The legalization of abortion until the 14th week of pregnancy, even if it allows the end of the current procedures, does not directly affect the sentences imposed on women convicted of homicide – who initially continue as they are.
“We will have two jobs now. The first is to ask for a criminal review of the cases, so that they begin to be classified as abortion and not homicide. And, as abortion is no longer punishable in the country, they could be released, because the crime has ceased to exist, ”says Orrego-Hoyos.

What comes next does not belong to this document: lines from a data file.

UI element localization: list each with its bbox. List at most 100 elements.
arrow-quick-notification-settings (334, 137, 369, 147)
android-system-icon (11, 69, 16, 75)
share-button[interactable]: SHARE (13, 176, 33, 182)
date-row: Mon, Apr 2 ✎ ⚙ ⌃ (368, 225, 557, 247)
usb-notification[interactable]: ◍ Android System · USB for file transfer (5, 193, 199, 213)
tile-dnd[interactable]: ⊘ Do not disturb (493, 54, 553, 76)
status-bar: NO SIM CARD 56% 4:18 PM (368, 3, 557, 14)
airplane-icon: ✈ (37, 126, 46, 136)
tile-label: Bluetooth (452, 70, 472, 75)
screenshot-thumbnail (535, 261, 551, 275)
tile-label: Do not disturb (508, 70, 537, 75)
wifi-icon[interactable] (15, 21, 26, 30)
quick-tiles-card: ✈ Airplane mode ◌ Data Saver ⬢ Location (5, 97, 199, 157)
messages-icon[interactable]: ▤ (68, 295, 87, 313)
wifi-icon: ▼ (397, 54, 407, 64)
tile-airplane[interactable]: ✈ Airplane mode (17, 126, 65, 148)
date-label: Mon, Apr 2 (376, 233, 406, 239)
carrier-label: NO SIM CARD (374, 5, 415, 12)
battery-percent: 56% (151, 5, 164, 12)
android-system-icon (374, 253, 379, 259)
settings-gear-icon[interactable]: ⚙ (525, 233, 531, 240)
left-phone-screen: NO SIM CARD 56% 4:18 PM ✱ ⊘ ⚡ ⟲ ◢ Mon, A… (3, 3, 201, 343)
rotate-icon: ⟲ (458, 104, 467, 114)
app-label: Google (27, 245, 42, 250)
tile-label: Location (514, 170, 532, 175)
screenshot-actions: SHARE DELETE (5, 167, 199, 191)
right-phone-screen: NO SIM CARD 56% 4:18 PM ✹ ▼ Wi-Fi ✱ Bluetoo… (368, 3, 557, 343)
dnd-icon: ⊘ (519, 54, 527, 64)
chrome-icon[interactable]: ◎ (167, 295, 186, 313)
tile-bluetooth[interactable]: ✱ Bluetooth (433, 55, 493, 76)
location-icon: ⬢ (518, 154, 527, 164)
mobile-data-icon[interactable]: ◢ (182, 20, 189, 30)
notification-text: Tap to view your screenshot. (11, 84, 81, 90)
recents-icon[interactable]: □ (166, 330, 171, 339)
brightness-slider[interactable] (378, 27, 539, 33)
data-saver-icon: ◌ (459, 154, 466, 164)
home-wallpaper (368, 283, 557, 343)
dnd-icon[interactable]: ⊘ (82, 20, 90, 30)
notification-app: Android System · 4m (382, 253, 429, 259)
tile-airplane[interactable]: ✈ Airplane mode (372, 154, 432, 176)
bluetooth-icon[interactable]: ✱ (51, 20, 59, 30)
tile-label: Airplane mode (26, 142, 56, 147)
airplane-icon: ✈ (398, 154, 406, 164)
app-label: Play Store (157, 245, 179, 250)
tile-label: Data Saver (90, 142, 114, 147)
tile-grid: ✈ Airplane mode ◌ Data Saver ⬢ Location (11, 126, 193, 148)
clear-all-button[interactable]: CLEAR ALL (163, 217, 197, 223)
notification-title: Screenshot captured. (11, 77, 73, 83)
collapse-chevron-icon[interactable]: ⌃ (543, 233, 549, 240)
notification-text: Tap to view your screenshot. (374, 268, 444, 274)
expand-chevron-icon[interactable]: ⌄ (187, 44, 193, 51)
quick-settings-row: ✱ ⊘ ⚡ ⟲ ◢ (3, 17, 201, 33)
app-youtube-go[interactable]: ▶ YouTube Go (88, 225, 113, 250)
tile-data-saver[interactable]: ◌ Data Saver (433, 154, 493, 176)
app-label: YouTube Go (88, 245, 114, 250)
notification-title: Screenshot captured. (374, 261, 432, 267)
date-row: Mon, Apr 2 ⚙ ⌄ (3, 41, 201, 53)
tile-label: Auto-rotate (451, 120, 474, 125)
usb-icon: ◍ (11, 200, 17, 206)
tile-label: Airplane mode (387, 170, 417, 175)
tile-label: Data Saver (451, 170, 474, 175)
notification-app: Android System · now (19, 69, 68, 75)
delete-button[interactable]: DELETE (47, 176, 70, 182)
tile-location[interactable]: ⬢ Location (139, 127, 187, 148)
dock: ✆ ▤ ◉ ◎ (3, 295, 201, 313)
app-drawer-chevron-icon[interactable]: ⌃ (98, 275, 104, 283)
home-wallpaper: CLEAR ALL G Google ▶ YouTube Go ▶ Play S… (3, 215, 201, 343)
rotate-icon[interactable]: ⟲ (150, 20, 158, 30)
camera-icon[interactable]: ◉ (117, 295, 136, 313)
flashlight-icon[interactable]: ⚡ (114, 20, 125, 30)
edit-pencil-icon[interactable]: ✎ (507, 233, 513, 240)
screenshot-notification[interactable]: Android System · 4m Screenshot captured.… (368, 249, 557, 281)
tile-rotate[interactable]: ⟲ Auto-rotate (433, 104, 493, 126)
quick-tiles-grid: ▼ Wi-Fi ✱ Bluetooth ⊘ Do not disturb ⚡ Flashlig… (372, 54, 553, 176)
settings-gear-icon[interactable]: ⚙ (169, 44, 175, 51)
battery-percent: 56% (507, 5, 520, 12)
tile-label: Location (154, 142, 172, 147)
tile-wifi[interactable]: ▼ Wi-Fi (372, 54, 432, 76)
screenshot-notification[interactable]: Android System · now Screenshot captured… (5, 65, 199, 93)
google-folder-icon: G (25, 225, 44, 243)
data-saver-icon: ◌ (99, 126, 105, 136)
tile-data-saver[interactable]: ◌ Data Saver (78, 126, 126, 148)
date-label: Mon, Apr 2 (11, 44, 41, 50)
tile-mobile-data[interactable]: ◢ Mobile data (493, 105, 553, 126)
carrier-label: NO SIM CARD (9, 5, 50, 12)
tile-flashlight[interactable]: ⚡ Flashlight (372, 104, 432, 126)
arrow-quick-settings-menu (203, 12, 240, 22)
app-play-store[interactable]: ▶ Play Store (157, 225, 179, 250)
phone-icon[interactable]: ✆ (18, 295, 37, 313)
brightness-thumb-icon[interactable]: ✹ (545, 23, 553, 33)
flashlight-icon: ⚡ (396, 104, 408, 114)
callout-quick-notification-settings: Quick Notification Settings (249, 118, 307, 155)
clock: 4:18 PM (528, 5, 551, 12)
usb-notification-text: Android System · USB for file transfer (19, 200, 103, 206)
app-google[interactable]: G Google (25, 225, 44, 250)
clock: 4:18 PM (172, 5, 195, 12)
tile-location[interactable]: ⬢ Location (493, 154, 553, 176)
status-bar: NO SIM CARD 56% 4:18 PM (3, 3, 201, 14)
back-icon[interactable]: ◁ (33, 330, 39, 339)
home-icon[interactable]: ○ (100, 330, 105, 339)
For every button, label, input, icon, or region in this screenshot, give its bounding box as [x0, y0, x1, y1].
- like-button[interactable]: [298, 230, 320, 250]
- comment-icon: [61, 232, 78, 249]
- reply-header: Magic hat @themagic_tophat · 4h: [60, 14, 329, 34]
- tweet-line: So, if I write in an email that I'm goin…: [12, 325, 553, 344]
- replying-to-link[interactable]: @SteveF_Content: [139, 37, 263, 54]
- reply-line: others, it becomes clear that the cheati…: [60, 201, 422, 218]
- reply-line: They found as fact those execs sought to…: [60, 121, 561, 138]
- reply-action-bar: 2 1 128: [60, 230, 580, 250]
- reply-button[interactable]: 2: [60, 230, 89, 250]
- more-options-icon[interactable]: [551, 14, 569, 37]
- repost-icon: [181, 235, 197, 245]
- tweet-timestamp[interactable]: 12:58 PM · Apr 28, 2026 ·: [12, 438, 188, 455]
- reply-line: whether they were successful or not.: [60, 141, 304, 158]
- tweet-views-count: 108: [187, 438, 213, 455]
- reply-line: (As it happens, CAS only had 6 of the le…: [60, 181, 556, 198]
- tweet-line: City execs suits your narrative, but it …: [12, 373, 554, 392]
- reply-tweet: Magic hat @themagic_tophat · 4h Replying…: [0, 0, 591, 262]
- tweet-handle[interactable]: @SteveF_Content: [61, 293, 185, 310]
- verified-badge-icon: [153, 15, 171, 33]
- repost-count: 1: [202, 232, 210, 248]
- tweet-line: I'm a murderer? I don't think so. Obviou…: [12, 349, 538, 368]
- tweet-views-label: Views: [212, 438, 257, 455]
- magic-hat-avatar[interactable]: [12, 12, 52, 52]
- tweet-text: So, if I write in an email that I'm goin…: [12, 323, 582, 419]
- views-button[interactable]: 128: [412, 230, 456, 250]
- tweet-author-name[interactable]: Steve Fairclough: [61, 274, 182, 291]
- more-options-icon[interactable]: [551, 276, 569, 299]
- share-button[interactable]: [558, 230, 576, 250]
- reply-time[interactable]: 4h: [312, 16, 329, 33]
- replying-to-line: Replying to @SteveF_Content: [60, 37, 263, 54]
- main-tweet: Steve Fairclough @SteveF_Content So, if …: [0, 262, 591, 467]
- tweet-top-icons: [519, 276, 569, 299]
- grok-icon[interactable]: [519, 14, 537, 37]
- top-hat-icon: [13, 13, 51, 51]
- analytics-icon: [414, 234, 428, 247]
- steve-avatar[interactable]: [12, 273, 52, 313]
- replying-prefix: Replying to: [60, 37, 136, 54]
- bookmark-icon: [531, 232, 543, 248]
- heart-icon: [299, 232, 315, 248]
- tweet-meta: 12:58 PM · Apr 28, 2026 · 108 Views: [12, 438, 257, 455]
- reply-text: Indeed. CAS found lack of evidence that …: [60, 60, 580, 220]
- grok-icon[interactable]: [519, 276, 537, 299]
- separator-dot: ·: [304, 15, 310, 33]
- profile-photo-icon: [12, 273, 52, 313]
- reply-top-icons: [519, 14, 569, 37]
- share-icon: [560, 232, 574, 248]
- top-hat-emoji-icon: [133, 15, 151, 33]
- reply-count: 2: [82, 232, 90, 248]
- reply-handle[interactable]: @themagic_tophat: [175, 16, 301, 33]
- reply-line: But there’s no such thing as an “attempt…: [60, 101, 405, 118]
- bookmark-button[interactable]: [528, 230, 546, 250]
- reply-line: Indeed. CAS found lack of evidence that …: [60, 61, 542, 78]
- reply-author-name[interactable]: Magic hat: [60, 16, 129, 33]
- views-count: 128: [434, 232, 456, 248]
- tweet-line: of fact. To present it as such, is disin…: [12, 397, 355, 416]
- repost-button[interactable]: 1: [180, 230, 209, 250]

Even reporting progress in legalizing abortion, many feminist activists admit that there will be difficulties in implementing the new law, as more measures are needed. “Poverty is a problem that runs through all these tragic stories, the lack of education and information too. These are problems that the law does not solve, other actions are necessary, ”says Orrego-Hoyos.
The Cels survey lists several examples of women who tried to hide their pregnancy until they faced complications from the termination of pregnancy and, for this reason, were hospitalized late, or who did not know that they were pregnant and found themselves without medical care, in addition to those who attempted an abortion with dangerous, homemade techniques.
For lawyer Ana Correa, author of “Somos Belén” (ed. Planeta), which tells the story of the character who opens this text, “the fight must now be for parity between the sexes in the judiciary. In the legislature, we already have a quota for women, the executive has many women, but not in the judiciary, which eliminates the gender perspective of processes and beliefs “.
According to her, women continue to face stigma, machismo and abuse in police stations and courts. “There is a lot of work to be done on this side,” he says.